Add PIL Image support to InferenceClient (#3199)

NielsRogge · Wauplin · github-actions[bot] · web-flow · commit 7929072ecf92 · 2025-07-04T11:15:01.000+02:00
* Add PIL Image support to InferenceClient - Add PIL Image to ContentT type hints for type checking - Update _open_as_binary to handle PIL Images by converting to bytes - Update _as_url to detect MIME type from PIL Image format - Update docstrings to indicate PIL Image support for all image methods - Fixes #3191: Make InferenceClient accept Pillow images This enables iterative image editing workflows where PIL Images returned by image_to_image can be directly passed back to image_to_image methods without the 'Unsupported input type for image' error. * Make style * Address comments * Apply suggestion from @Wauplin * Apply suggestion from @Wauplin * Apply style fixes * Apply suggestions from code review Co-authored-by: célina <hanouticelina@gmail.com> * add tests * style --------- Co-authored-by: Lucain <lucainp@gmail.com> Co-authored-by: github-actions[bot] <github-actions[bot]@users.noreply.github.com> Co-authored-by: célina <hanouticelina@gmail.com>
diff --git a/src/huggingface_hub/inference/_client.py b/src/huggingface_hub/inference/_client.py
@@ -1154,8 +1154,8 @@ def image_classification(
         Perform image classification on the given image using the specified model.
 
         Args:
-            image (`Union[str, Path, bytes, BinaryIO]`):
-                The image to classify.
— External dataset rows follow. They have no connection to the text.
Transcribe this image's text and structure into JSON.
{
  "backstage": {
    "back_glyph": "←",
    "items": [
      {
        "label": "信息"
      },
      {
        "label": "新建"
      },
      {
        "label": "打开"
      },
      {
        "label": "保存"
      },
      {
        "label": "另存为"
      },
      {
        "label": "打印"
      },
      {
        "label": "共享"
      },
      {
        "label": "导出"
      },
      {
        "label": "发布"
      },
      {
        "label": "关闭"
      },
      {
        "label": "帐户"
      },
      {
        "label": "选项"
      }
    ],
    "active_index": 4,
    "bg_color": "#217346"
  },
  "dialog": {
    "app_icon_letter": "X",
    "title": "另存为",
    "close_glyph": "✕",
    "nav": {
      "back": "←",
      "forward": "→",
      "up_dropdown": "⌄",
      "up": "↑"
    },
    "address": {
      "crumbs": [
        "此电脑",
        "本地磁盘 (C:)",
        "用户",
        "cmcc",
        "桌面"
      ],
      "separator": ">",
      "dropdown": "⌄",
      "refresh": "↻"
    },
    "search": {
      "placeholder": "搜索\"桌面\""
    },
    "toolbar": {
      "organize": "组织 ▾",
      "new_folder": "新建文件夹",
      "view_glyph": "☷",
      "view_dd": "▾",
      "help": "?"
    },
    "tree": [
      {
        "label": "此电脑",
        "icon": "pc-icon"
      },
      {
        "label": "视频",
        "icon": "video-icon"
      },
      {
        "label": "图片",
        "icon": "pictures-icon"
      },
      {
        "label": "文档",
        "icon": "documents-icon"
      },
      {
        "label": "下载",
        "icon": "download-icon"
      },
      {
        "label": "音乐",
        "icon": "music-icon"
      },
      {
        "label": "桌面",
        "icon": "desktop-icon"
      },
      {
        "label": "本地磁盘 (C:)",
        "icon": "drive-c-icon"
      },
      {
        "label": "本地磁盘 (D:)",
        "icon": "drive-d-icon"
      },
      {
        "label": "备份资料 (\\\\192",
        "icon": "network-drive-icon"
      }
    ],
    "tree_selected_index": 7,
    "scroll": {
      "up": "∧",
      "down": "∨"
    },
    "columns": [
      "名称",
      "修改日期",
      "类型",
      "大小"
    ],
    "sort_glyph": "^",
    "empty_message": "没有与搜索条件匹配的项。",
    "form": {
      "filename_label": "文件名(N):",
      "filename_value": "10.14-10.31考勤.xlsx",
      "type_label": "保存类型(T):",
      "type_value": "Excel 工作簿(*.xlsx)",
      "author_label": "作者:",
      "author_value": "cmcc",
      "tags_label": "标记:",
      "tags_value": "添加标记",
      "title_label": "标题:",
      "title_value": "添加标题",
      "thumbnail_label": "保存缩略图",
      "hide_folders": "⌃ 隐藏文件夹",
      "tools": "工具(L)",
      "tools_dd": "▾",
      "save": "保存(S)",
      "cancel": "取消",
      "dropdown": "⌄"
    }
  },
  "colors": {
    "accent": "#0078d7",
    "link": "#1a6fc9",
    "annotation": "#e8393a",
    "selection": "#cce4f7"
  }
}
It can be raw bytes, an image file, or a URL to an online image.
+            image (`Union[str, Path, bytes, BinaryIO, PIL.Image.Image]`):
+                The image to classify. It can be raw bytes, an image file, a URL to an online image, or a PIL Image.
             model (`str`, *optional*):
                 The model to use for image classification. Can be a model ID hosted on the Hugging Face Hub or a URL to a
                 deployed Inference Endpoint. If not provided, the default recommended model for image classification will be used.
@@ -1212,8 +1212,8 @@ def image_segmentation(
         </Tip>
 
         Args:
-            image (`Union[str, Path, bytes, BinaryIO]`):
-                The image to segment. It can be raw bytes, an image file, or a URL to an online image.
+            image (`Union[str, Path, bytes, BinaryIO, PIL.Image.Image]`):
+                The image to segment. It can be raw bytes, an image file, a URL to an online image, or a PIL Image.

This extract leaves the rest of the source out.